Ao menos 28 servidores da Assembleia Legislativa do Rio de Janeiro (Alerj) tiveram movimentações atípicas em suas contas com o mesmo padrão das realizadas por Fabrício Queiroz, ex-funcionário do deputado estadual e senador eleito Flávio Bolsonaro (PSL-RJ). Segundo relatório do Conselho de Controle de Atividades Financeiras (Coaf), eles movimentaram valores acima de sua capacidade financeira, receberam depósitos de outros servidores da Casa e, em 13 dos casos, em datas próximas do dia de pagamento da Alerj.
A Polícia Federal suspeita da existência de um esquema de nomeação de funcionários fantasmas e posterior devolução de parte dos salários para deputados e servidores.
O relatório do Coaf, revelado pelo Estado em dezembro, foi enviado ao Ministério Público Federal do Rio no âmbito da Operação Furna da Onça, que em novembro do ano passado prendeu dez deputados estaduais suspeitos de receberem propina. Ao todo, 75 servidores são citados no documento, mas nem todos seguem o mesmo padrão de movimentação financeira. Queiroz e Flávio Bolsonaro não foram alvo da operação.
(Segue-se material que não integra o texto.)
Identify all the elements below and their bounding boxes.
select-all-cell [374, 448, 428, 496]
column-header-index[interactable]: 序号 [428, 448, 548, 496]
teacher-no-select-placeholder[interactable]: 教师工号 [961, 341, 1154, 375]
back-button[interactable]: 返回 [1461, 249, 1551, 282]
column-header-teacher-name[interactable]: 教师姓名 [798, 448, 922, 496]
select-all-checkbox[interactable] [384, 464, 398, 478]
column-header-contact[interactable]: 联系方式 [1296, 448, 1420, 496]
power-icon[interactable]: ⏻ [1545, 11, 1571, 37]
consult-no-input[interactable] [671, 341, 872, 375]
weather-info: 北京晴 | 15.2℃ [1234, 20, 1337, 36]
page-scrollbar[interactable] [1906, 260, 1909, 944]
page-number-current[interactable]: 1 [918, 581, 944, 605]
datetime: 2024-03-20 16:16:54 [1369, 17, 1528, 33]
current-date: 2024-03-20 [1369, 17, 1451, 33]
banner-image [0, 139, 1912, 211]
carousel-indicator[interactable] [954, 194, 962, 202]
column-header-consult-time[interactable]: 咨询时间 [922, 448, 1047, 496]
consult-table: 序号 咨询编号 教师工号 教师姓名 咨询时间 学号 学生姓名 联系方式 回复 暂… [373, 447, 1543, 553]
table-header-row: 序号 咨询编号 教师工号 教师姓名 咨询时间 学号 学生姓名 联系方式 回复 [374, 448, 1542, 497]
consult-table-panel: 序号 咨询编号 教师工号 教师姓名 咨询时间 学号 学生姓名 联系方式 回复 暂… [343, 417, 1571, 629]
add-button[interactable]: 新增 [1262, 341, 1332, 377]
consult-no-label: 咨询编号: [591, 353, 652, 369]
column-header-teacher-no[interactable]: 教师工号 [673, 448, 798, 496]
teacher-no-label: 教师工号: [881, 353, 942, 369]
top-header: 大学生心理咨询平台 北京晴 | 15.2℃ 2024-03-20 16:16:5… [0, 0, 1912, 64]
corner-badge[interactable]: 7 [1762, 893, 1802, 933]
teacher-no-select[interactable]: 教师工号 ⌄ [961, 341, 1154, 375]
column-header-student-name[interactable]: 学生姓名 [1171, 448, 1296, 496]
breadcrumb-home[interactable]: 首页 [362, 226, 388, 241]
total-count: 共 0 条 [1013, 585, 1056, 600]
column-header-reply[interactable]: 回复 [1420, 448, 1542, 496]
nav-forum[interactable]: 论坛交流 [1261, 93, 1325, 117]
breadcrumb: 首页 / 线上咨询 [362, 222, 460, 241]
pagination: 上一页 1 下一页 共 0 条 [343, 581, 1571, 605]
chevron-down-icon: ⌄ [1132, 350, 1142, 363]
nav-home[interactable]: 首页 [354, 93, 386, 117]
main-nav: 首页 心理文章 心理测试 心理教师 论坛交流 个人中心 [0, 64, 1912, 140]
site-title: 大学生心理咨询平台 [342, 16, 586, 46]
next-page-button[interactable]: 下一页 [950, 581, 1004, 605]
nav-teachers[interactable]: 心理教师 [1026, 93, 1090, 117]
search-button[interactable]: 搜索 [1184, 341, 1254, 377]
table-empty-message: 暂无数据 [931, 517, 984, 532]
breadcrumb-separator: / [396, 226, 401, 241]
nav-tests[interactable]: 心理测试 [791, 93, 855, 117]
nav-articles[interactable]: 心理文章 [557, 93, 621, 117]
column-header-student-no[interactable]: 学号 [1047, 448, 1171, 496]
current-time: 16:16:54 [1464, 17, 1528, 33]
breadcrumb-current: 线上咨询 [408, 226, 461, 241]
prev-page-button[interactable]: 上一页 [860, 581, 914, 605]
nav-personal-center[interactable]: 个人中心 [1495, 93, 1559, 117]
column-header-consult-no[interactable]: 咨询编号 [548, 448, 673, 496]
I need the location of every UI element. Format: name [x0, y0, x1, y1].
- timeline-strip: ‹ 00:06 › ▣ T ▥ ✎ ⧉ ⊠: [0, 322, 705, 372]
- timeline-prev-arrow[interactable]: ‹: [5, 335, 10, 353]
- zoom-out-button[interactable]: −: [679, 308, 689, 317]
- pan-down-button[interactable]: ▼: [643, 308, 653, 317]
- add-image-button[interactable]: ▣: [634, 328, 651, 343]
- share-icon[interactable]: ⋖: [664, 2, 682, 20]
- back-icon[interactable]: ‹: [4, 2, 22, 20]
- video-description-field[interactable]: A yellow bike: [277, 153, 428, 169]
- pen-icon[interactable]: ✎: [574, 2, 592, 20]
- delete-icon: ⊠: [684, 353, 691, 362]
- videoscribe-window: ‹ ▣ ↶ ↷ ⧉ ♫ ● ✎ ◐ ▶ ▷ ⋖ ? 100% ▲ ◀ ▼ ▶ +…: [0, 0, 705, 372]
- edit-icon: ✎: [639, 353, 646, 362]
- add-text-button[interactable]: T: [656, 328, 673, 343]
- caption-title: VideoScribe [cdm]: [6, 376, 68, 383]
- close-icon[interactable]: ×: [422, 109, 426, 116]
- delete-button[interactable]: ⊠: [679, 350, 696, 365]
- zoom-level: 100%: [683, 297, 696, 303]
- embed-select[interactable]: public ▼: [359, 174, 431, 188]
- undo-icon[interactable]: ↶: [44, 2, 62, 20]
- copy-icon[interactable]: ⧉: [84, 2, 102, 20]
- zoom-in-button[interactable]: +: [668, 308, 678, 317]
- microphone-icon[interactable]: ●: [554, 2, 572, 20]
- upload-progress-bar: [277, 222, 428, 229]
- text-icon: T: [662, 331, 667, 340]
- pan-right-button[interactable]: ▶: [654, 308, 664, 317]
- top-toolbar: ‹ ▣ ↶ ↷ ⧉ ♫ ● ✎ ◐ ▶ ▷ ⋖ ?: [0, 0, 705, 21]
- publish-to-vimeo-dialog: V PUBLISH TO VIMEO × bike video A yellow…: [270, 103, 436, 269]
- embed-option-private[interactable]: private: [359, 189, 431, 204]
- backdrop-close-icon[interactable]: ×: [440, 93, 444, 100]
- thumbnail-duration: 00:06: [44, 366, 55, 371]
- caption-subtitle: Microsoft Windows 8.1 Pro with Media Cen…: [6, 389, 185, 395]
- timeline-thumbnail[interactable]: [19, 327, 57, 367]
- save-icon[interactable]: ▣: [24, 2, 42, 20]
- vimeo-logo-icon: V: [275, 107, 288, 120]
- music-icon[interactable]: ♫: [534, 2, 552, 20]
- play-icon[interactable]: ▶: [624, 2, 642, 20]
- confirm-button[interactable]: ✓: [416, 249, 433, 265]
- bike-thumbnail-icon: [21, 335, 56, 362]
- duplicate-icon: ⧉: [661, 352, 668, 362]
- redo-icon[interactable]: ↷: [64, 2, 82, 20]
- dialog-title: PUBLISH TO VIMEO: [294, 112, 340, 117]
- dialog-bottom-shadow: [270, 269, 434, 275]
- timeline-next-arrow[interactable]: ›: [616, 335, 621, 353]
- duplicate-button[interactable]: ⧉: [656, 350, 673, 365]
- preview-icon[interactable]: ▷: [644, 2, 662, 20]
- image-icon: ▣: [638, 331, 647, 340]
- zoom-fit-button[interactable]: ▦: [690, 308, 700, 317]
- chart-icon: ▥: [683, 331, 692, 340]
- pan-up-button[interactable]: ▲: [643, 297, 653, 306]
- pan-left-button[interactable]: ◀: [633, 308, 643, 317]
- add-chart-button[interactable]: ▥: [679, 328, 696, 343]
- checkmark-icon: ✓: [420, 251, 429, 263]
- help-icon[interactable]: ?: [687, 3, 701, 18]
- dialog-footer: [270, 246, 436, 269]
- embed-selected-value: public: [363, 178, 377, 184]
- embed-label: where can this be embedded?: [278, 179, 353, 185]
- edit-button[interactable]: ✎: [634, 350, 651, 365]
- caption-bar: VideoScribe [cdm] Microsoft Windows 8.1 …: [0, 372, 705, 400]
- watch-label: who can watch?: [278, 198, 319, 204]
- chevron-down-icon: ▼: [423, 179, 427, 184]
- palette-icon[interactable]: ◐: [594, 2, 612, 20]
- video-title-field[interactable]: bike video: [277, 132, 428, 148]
Segundo o Coaf, Queiroz movimentou R$ 1,2 milhão em sua conta no período de 13 meses, incluindo depósitos de nove funcionários ou ex-funcionários do gabinete de Flávio. Conforme o Estado mostrou, mais da metade destes depósitos foram recebidos no dia do pagamento da Alerj ou até três dias úteis depois.
Um dos servidores que aparecem na lista com o mesmo padrão de transações de Queiroz é Jorge Luis de Oliveira Fernandes, lotado no setor de pagamentos da Alerj. Fernandes teve telefonemas interceptados pela PF em que trata de depósitos na conta de um funcionário de nome “Lerri”. Em uma das gravações, “Lerri” diz que ligou para Fernandes para “dar uma satisfação”, pois “bateu” R$ 4 mil em sua conta e o dinheiro não é seu. Fernandez foi um dos presos na Operação Furna da Onça.
O maior valor movimentado, segundo o Coaf, é da servidora Letícia Domingos de Assis. De acordo com o relatório, foram R$ 9,2 milhões entre 2011 e 2017. As transações foram classificadas como atípicas por serem incompatíveis com o patrimônio e a atividade exercida (não há informação sobre sua função na Alerj). Ela recebeu de ao menos outros dois funcionários da Alerj e repassou valores para outros nove servidores do Legislativo.
Outro caso que segue o mesmo padrão é o de André Santolia da Silva Costa, que estava lotado no gabinete do deputado Márcio Pacheco (PSC-RJ). Entre janeiro de 2016 e janeiro de 2017, Costa movimentou R$ 1,7 milhão em sua conta. Parte do valor se deu a partir de transferências efetuadas por ao menos nove outros funcionários da Alerj.
Dos R$ 52,9 mil em depósitos em espécie recebidos por Costa, ao menos cinco foram no dia de pagamento na Alerj.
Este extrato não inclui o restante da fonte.